A two-stage 3D CNN based learning method for spontaneous micro-expression recognition

Abstract

Micro-expressions (MEs) are spontaneous and involuntary facial subtle reactions which often reveal the genuine emotions within human beings. Recognizing MEs automatically is becoming increasingly crucial for many areas such as diagnosis and security. However, the short time duration and low spatial intensity of MEs pose great challenges for accurately recognizing them. Additionally, the lack of sufficient and balanced spontaneous MEs data also makes this problem even harder to solve, and some adaptive modeling strategies have been quite urgent recently. To this end, this paper draws inspirations from few-shot learning to propose a novel two-stage learning (i.e., prior learning and target learning) method based on a siamese 3D convolutional neural network for MEs recognition (MERSiamC3D). Specifically, in the prior learning stage, the proposed MERSiamC3D is used to extract the generic features of MEs.
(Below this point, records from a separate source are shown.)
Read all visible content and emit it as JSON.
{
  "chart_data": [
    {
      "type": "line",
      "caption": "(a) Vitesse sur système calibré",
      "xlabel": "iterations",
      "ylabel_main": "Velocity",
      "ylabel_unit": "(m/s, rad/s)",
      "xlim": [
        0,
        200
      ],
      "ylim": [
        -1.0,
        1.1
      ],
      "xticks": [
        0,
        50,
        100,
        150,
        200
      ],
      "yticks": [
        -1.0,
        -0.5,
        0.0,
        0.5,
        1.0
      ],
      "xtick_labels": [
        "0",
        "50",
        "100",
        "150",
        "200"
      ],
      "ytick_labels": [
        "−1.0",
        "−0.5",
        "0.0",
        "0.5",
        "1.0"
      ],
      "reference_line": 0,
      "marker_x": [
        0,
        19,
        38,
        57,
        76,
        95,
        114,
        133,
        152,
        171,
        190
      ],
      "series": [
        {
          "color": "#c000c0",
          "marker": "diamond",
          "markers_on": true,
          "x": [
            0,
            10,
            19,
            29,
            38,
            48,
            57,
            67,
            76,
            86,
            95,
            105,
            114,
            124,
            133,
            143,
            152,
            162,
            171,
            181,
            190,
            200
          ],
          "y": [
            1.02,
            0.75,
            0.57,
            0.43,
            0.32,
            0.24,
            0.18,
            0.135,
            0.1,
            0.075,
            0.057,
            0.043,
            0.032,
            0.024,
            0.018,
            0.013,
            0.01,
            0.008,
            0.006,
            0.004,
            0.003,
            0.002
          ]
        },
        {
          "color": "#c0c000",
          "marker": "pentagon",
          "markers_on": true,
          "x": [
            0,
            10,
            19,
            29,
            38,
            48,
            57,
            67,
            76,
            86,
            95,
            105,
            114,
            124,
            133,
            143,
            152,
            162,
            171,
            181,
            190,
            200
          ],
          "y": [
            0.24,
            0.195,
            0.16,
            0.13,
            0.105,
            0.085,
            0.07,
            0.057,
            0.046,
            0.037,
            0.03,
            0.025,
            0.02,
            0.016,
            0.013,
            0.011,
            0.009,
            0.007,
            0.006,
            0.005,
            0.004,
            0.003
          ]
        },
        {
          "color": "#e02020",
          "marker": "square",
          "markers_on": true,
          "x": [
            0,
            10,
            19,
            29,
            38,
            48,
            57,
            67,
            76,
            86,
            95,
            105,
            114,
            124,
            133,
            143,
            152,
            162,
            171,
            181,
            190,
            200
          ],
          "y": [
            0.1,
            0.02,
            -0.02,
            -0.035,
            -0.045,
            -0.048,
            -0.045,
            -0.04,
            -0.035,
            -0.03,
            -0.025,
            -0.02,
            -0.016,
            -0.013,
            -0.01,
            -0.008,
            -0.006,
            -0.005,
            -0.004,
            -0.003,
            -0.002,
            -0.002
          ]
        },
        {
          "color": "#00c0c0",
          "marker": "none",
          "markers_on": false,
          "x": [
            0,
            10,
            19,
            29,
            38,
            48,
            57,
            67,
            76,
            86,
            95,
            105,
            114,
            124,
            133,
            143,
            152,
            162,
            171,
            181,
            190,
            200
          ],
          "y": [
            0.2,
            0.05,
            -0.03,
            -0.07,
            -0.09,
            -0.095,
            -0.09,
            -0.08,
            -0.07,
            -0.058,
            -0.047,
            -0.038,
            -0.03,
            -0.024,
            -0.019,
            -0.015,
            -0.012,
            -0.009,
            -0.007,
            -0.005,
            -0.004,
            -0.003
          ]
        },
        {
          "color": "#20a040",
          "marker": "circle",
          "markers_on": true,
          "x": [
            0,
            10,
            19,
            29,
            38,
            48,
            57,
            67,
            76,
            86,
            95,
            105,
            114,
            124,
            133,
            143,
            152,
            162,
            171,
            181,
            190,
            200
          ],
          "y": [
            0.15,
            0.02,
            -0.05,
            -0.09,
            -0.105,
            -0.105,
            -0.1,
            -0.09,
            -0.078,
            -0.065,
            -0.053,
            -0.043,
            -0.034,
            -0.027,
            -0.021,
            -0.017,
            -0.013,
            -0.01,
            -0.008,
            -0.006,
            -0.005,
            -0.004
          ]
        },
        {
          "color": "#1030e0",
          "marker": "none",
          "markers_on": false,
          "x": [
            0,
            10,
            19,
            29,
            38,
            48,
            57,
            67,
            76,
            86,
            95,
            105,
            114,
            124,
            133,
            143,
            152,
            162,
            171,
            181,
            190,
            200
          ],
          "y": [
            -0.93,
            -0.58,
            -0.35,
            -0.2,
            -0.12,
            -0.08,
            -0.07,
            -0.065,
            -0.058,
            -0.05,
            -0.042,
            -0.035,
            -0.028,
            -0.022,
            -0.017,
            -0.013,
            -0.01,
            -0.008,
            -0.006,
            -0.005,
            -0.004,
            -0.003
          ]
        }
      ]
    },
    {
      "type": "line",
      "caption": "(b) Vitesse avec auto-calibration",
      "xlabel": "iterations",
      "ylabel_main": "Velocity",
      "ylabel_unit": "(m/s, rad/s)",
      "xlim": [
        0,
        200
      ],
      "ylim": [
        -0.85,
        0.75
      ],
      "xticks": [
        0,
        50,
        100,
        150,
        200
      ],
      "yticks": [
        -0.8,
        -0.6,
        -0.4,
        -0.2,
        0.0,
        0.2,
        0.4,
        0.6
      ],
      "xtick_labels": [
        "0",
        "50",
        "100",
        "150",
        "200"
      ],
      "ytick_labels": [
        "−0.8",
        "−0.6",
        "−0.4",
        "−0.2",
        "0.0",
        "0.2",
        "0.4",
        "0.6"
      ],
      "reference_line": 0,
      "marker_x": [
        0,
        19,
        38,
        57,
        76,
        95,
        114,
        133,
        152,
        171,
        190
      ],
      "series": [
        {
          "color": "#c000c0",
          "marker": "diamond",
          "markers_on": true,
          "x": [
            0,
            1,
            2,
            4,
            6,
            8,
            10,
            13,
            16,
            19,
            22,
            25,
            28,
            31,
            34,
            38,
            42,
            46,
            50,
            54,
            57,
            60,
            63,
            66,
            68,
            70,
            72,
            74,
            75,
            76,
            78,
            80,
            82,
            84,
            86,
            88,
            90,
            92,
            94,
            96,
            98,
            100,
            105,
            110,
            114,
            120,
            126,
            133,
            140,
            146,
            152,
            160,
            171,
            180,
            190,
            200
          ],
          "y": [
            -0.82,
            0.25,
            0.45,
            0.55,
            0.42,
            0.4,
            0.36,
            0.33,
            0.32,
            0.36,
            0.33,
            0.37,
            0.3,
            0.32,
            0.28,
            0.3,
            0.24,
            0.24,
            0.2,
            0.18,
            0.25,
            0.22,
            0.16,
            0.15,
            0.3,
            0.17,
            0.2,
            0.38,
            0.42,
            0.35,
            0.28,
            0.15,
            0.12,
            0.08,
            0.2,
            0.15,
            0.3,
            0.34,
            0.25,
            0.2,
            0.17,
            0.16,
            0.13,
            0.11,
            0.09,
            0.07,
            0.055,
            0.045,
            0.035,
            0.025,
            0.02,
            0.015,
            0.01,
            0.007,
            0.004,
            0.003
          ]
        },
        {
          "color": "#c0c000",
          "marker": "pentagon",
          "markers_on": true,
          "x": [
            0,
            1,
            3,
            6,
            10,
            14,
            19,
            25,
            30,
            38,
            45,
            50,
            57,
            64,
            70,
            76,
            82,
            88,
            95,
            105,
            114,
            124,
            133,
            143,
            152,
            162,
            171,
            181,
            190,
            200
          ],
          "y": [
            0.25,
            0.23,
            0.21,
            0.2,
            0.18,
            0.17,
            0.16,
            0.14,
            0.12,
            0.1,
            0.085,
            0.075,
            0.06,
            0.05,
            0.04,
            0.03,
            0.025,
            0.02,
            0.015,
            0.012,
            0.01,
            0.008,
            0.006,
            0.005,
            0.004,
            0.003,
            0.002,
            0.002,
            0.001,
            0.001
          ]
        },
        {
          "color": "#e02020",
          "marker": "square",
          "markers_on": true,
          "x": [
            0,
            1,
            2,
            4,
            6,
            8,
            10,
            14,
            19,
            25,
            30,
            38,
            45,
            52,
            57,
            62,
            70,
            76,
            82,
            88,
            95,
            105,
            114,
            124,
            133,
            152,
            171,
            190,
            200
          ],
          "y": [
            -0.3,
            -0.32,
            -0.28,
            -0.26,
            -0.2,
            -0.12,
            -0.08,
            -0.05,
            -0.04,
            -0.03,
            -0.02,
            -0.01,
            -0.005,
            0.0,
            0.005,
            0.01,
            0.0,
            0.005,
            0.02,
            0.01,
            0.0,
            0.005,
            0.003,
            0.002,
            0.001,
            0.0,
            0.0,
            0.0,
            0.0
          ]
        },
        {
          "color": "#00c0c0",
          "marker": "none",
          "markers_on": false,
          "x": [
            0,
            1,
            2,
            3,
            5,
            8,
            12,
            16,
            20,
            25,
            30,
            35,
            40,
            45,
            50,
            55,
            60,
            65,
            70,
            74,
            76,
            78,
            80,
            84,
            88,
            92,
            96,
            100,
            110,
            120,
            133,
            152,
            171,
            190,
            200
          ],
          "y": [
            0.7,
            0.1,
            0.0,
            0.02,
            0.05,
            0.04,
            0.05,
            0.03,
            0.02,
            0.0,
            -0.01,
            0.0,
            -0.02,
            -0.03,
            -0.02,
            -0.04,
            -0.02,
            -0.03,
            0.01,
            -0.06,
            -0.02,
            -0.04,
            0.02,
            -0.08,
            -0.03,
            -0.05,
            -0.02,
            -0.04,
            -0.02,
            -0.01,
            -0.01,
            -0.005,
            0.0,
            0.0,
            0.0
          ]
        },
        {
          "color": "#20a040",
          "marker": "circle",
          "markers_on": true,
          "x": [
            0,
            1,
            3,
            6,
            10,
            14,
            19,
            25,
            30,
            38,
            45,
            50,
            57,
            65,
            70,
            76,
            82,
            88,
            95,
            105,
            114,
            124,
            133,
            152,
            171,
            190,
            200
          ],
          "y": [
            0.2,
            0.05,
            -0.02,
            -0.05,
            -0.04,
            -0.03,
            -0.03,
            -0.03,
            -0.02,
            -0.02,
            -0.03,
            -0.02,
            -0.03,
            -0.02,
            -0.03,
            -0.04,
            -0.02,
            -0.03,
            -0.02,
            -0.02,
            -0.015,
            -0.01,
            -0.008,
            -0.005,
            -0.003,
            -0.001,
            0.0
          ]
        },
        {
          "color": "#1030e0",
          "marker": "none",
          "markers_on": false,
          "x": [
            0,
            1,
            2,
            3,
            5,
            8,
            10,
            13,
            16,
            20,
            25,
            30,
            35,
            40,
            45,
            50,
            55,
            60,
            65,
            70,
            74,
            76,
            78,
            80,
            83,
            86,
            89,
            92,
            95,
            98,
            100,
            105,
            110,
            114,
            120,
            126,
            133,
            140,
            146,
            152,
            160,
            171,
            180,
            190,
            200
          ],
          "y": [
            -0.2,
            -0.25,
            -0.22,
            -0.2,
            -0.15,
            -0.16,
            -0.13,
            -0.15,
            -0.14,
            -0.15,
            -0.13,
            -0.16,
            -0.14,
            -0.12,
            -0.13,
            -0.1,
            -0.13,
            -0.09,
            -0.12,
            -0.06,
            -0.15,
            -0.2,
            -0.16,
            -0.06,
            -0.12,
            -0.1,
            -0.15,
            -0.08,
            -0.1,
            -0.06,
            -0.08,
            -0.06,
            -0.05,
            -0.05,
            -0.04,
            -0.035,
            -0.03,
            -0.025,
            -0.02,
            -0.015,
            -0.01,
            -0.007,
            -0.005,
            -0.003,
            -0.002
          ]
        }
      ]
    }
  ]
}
In the target learning stage, the structure and parameters of the MERSiamC3D will be carefully adjusted and the Focal Loss is adopted for high-level features learning. Afterwards, in order to effectively retain the spatiotemporal information of the original MEs video, an adaptive construction method based on adaptive convolutional neural network is proposed to construct the key-frames sequence to summarize the original MEs video, which is able to help drop the redundant frames and relatively highlight the movement of the apex frame. Then, the new key-frames are taken as the input of the two-stage learning method. Finally, through extensive evaluations and experiments on three publically available MEs datasets, the proposed method in this work could outperform traditional methods and other deep learning baselines, which provides a novel insight on how to leverage scarce data for MEs recognition.